IE9 Highlighting Issues with iFrames – jHTMLarea


IE9 Highlight in an IframeHaving issues with IE9’s iframes?

I recently installed a plugin called jHTMLarea (highly recommend, by the way), a light-weight WYSIWYG Editor using jQuery, and while I got all my modifications working in all the browsers, including IE8, I ended up with a really random issue:


When you open the page in IE9, and scroll down inside the WYSIWYG box (which is an iframe), IE9 won’t highlight anything after the initial lines that show upon loading.

Obviously, this is a major issue. If a user is trying to bold text later on in the Editor and it won’t highlight, what’s the point of having the editor?

So I started scouring the internet. At first I couldn’t find anything (mainly because I had no idea what the issue was). Finally I came across something that said maybe it was an iFrame Issue. Still, there wasn’t much information on how to fix it. Hence this blog post.
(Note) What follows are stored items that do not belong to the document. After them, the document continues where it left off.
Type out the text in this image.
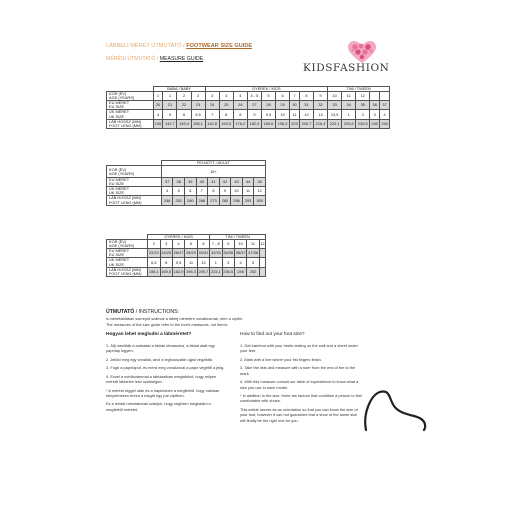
LÁBBELI MÉRET ÚTMUTATÓ / FOOTWEAR SIZE GUIDE
MÉRÉSI ÚTMUTATÓ / MEASURE GUIDE
KIDSFASHION
	BABA / BABY				GYEREK / KIDS									TINI / TWEEN				

KOR (ÉV)
AGE (YEARS)	1	1	2	2	3	3	4	4 - 5	5	6	7	8	9	10	11	12		

EU MÉRET
EU SIZE	20	21	22	23	24	25	26	27	28	29	30	31	32	33	34	35	36	37

UK MÉRET
UK SIZE	4	5	6	6,5	7	8	8	9	9,5	10	11	12	13	13,5	1	2	3	4

LÁB HOSSZ (MM)
FOOT LENG (MM)	136	142,7	149,4	156,1	162,8	169,5	176,2	182,9	189,6	196,3	203	209,7	216,4	223,1	229,8	236,5	240	246
	FELNŐTT / ADULT								

KOR (ÉV)
AGE (YEARS)	18+								

EU MÉRET
EU SIZE	37	38	39	40	41	42	43	44	45

UK MÉRET
UK SIZE	4	5	6	7	8	9	10	11	12

LÁB HOSSZ (MM)
FOOT LENG (MM)	246	252	260	266	273	280	286	293	300
	GYEREK / KIDS					TINI / TWEEN				

KOR (ÉV)
AGE (YEARS)	2	3	4	5	6	7 - 8	9	10	11	12

EU MÉRET
EU SIZE	22/23	24/25	26/27	28/29	30/31	32/33	34/35	36/37	37/38	

UK MÉRET
UK SIZE	6,5	8	9,5	11	13	1	3	4	5	

LÁB HOSSZ (MM)
FOOT LENG (MM)	156,1	169,5	182,9	196,3	209,7	223,1	236,5	246	252	
ÚTMUTATÓ / INSTRUCTIONS:
A mérettáblában szereplő számok a lábfej méretére vonatkoznak, nem a cipőre.
The measures of the size guide refer to the foot's measures, not item's
Hogyan lehet megludni a lábméretet?

1. Állj mezítláb a sarkadat a falnak támasztva, a lábad alatt egy papírlap legyen.

2. Jelöld meg egy vonallal, ahol a leghosszabb ujjad végződik.

3. Fogd a papírlapot, és mérd meg vonalzóval a papír végétől a jelig.

4. Ezzel a mérőszámmal a táblázatban megtalálod, hogy milyen méretű lábbelire lesz szükséged.

* A mérést reggel után és a napközben a megfelelő, hogy valóban kényelmesen érezd a magát egy pár cipőben.

Ez a leírást útmutatónak szánjuk, hogy segítsen megtalálni a megfelelő méretet.

How to find out your foot size?

1. Get barefoot with your heels resting on the wall and a sheet under your feet.

2. Mark with a line where your fist fingers finish.

3. Take the lists and measure with a ruler from the end of the to the mark.

4. With this measure consult our table of equivalence to know what a size you use in each model.

* In addition to the size, there are factors that condition a person to feel comfortable with shoes.

This article serves as an orientation so that you can know the size of your foot, however it can not guarantee that a shoe of the same size will finally be the right one for you.
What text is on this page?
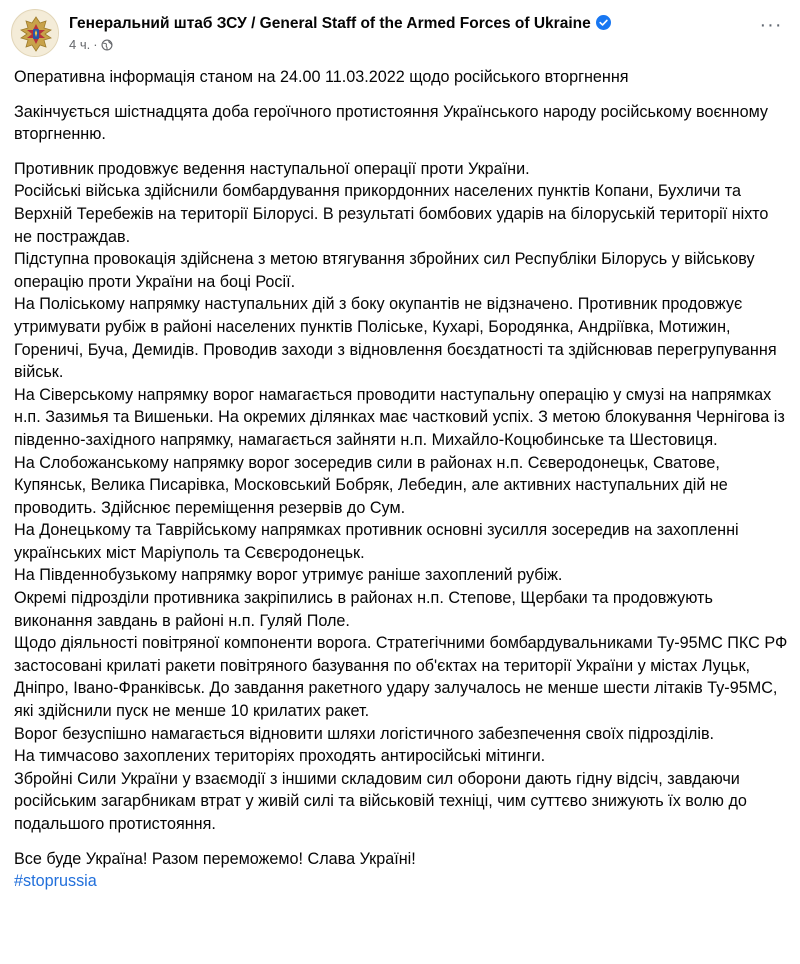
Генеральний штаб ЗСУ / General Staff of the Armed Forces of Ukraine
4 ч. ·
···

Оперативна інформація станом на 24.00 11.03.2022 щодо російського вторгнення

Закінчується шістнадцята доба героїчного протистояння Українського народу російському воєнному вторгненню.

Противник продовжує ведення наступальної операції проти України.

Російські війська здійснили бомбардування прикордонних населених пунктів Копани, Бухличи та Верхній Теребежів на території Білорусі. В результаті бомбових ударів на білоруській території ніхто не постраждав.

Підступна провокація здійснена з метою втягування збройних сил Республіки Білорусь у військову операцію проти України на боці Росії.

На Поліському напрямку наступальних дій з боку окупантів не відзначено. Противник продовжує утримувати рубіж в районі населених пунктів Поліське, Кухарі, Бородянка, Андріївка, Мотижин, Гореничі, Буча, Демидів. Проводив заходи з відновлення боєздатності та здійснював перегрупування військ.

На Сіверському напрямку ворог намагається проводити наступальну операцію у смузі на напрямках н.п. Зазимья та Вишеньки. На окремих ділянках має частковий успіх. З метою блокування Чернігова із південно-західного напрямку, намагається зайняти н.п. Михайло-Коцюбинське та Шестовиця.

На Слобожанському напрямку ворог зосередив сили в районах н.п. Сєверодонецьк, Сватове, Купянськ, Велика Писарівка, Московський Бобряк, Лебедин, але активних наступальних дій не проводить. Здійснює переміщення резервів до Сум.

На Донецькому та Таврійському напрямках противник основні зусилля зосередив на захопленні українських міст Маріуполь та Сєвєродонецьк.

На Південнобузькому напрямку ворог утримує раніше захоплений рубіж.

Окремі підрозділи противника закріпились в районах н.п. Степове, Щербаки та продовжують виконання завдань в районі н.п. Гуляй Поле.

Щодо діяльності повітряної компоненти ворога. Стратегічними бомбардувальниками Ту-95МС ПКС РФ застосовані крилаті ракети повітряного базування по об'єктах на території України у містах Луцьк, Дніпро, Івано-Франківськ. До завдання ракетного удару залучалось не менше шести літаків Ту-95МС, які здійснили пуск не менше 10 крилатих ракет.

Ворог безуспішно намагається відновити шляхи логістичного забезпечення своїх підрозділів.

На тимчасово захоплених територіях проходять антиросійські мітинги.

Збройні Сили України у взаємодії з іншими складовим сил оборони дають гідну відсіч, завдаючи російським загарбникам втрат у живій силі та військовій техніці, чим суттєво знижують їх волю до подальшого протистояння.

Все буде Україна! Разом переможемо! Слава Україні!

#stoprussia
This StackOverflow, answer written by Warren Bullock gave the answer:


The jHTMLarea javascript file has the following line of code (line 308 in jHTMLarea-0.7.5.js):

edit.designMode = 'on';

If you comment out this line, and add the following lines to your jQuery, you’ll be able to edit/highlight again.

var editorBody = $.myControl.jhtmlarea.editor.body; //reference the body of the iframe
editorBody.contentEditable = true;

If you’re using jHTMLarea, add the two lines above to the full function that you use to start the plugin:

$(function() {
     toolbar: ["bold", "italic", "unorderedList", "|", "link", "unlink"], 
     loaded: function(event) { 
        $.myControl = { jhtmlarea: this };
        var editorBody = $.myControl.jhtmlarea.editor.body;
        editorBody.contentEditable = true;


Internet Explorer has this to say in their documents (note the second line of the explanation):

designMode property (Internet Explorer)
Sets or gets a value that indicates whether the document can be edited.

You cannot execute script when the value of the designMode property is set to On.

You can use the designMode property to put Windows Internet Explorer into a mode so that you can edit the current document.

While the browser is in design mode, objects enter a UI-activated state when the user presses ENTER, clicks an object that has focus, or double-clicks the object. Objects that are UI-activated have their own window in the document. You can modify the UI only when the object is in a UI-activated state.